The primary symptoms of anorexia nervosa are major weight loss from excessive dieting and exercising, as well as a distorted sense of body image. Girls with anorexia perceive their bodies as fat, no matter how much weight they lose. Other diagnostic criteria include an intense fear of gaining weight, and the loss of menses in women. One signal that a person's weight has gotten too low is the appearance of lanugo. Lanugo is soft, downy hair that appers on the torso and body. It is the body's attempt to keep warm; people with anorexia often complain of being cold.
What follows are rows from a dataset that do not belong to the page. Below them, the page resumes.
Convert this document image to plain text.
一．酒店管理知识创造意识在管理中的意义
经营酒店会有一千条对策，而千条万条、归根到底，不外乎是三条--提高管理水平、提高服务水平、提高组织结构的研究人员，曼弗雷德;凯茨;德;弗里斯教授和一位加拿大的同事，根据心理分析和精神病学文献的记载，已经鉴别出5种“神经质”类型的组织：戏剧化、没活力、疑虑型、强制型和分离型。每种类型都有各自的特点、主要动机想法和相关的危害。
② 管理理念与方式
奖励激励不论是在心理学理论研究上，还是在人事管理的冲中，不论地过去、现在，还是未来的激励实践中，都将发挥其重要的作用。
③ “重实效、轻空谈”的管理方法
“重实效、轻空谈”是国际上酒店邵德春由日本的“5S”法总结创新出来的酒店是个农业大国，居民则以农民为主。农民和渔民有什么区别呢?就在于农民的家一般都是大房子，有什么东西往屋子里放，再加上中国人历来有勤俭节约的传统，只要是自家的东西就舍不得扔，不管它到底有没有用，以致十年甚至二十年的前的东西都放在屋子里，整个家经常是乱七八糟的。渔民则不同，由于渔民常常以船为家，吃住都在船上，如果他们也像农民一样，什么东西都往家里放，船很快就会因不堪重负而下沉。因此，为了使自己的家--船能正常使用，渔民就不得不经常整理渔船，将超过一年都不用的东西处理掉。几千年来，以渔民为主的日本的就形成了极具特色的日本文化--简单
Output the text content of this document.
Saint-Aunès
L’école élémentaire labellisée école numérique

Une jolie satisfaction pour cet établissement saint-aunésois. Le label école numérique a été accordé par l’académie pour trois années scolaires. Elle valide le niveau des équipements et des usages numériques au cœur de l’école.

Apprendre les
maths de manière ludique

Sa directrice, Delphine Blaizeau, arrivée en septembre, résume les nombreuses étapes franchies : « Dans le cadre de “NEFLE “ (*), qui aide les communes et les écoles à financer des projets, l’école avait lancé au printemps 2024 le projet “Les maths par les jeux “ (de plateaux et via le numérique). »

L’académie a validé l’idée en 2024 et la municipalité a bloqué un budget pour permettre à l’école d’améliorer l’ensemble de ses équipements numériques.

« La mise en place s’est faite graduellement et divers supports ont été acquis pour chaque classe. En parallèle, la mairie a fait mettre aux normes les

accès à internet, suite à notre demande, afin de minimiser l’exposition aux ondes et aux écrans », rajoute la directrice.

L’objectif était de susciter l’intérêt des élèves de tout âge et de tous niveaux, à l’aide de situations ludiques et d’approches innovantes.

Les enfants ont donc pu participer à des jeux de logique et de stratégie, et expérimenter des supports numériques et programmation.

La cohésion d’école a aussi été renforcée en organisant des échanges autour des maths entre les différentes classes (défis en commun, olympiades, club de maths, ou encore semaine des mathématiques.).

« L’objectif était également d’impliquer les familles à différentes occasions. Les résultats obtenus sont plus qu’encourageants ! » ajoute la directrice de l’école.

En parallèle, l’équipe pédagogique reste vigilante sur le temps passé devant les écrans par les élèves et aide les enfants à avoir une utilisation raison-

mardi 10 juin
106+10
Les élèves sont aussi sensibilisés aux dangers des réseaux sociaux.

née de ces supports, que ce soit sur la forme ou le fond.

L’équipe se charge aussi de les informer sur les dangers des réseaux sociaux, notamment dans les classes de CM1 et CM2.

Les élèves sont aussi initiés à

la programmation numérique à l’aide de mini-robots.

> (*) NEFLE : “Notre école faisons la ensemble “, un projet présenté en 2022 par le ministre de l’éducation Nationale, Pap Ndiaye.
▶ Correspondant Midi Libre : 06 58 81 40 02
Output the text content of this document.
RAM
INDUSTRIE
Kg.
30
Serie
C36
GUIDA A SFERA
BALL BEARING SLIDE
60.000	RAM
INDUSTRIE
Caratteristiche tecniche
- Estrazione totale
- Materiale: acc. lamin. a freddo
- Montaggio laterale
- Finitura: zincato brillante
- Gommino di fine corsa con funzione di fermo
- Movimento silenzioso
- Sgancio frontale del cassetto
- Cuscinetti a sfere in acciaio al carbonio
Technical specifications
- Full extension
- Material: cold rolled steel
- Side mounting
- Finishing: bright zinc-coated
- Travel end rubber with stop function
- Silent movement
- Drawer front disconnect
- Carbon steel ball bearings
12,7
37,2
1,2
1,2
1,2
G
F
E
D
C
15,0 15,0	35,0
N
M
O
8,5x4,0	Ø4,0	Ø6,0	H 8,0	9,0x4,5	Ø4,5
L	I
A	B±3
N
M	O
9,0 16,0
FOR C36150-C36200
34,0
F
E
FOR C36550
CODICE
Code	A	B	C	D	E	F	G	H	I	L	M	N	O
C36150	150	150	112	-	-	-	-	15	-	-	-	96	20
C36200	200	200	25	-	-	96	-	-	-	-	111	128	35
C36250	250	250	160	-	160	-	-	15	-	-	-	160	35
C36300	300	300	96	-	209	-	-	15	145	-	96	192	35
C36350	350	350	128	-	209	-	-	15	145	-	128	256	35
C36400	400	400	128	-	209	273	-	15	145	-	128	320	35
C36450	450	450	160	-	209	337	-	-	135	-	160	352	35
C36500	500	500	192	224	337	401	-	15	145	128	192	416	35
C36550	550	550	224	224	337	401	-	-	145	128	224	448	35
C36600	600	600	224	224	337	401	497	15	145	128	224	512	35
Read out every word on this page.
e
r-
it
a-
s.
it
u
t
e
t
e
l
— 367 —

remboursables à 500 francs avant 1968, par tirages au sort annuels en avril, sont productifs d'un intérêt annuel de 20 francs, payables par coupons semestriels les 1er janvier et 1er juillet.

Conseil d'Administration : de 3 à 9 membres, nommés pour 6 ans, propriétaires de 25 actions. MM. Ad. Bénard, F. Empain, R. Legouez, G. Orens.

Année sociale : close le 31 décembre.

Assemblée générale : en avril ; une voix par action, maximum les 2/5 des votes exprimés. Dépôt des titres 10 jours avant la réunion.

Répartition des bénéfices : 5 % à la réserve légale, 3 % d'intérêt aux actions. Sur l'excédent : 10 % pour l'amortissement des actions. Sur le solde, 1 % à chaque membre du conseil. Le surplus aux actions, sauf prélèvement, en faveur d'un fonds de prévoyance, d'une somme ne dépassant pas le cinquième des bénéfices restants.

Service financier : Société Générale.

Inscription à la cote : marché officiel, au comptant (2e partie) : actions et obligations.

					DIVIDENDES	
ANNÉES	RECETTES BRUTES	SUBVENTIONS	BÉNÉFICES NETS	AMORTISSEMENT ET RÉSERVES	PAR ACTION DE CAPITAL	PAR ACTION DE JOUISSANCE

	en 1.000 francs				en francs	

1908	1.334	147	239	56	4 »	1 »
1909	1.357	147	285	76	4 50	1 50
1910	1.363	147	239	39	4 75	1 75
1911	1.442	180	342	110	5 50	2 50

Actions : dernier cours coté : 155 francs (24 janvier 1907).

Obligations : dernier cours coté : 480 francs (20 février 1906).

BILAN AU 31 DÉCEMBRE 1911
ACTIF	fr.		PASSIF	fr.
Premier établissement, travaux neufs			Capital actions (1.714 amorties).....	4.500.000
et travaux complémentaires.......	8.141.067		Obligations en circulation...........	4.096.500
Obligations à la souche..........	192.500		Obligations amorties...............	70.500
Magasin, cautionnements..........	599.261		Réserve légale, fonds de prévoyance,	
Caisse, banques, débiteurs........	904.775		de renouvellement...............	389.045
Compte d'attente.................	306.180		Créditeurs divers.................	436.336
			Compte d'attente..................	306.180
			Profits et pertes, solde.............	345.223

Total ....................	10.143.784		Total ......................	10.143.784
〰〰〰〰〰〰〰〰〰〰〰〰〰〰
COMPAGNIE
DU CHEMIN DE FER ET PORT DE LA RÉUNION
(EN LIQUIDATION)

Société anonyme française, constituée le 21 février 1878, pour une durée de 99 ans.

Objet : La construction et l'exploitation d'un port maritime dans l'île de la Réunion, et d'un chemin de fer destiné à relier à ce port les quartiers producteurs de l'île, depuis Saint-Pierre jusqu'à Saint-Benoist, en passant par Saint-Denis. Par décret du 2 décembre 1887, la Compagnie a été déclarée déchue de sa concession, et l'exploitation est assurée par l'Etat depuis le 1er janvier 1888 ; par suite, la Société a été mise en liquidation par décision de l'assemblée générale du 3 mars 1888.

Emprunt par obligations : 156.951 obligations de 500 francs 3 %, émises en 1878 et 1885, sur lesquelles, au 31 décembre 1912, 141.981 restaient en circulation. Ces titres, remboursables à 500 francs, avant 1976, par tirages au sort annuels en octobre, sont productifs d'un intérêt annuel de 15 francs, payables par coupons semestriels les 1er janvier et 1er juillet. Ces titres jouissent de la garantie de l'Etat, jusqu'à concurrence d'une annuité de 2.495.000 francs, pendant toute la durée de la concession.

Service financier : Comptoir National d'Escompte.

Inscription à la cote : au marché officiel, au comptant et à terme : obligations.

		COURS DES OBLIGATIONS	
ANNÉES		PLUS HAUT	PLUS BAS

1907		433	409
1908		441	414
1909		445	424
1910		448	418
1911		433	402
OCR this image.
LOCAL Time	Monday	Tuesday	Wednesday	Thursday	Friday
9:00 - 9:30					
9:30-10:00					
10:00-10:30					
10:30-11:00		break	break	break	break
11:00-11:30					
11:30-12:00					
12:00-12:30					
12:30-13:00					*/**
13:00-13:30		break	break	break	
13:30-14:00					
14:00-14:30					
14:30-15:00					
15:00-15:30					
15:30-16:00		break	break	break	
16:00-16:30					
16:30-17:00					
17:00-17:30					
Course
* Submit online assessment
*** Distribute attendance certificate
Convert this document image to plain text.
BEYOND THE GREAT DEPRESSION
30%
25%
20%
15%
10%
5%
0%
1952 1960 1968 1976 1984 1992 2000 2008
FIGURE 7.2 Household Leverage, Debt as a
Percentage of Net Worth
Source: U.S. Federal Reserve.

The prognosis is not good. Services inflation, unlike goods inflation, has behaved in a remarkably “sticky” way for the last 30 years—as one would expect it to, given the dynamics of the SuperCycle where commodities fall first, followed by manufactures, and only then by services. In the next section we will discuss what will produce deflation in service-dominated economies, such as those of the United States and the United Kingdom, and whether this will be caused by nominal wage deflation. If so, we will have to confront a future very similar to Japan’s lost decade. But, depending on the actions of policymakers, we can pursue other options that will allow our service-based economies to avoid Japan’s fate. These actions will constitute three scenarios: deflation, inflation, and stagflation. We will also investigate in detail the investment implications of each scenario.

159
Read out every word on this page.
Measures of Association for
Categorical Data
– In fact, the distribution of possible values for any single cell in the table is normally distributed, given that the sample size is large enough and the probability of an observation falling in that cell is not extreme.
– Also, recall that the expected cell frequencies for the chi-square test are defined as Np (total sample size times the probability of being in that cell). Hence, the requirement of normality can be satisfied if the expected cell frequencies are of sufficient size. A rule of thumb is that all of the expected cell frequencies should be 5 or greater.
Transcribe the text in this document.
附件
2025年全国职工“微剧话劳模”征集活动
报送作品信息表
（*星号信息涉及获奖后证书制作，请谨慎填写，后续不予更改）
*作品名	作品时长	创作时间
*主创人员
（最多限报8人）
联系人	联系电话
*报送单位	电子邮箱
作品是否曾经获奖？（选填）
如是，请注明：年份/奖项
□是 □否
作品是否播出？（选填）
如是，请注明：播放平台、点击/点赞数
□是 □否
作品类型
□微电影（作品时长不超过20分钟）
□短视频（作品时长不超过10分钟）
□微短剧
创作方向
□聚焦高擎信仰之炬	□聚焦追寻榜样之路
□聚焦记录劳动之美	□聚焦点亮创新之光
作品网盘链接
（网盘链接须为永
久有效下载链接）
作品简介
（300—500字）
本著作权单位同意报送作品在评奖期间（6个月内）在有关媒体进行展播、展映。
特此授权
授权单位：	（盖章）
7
There are many theories in the causes of anorexia nervosa, perhaps because there are many causes and influences. Most obviously, the dissatisfaction with the body may be a function of how weight is portrayed in the media and our cultural values about women's appearance. Others argue that there is a genetic or biological cause for anorexia. We do know that it is about eight times more likely in persons who have a blood relative with the disorder, but it's uncertain what the inherited factor might be (it very well could be environmental).

Many theorists point to the family system as a potential cause of anorexia nervosa. The self-starvation may be a girls' attempt at asserting her autonomy in an overly controlling family system. Parents may have exceedingly high expectations that girls find difficult to live up to; teens may starve as a way of exerting control over their lives and bodies.

Finally, anorexia may be a teen's way of avoiding adulthood and responsibility. Starvation stops menses, and pubertal development comes to a halt. It's uncertain whether girls realize this, though.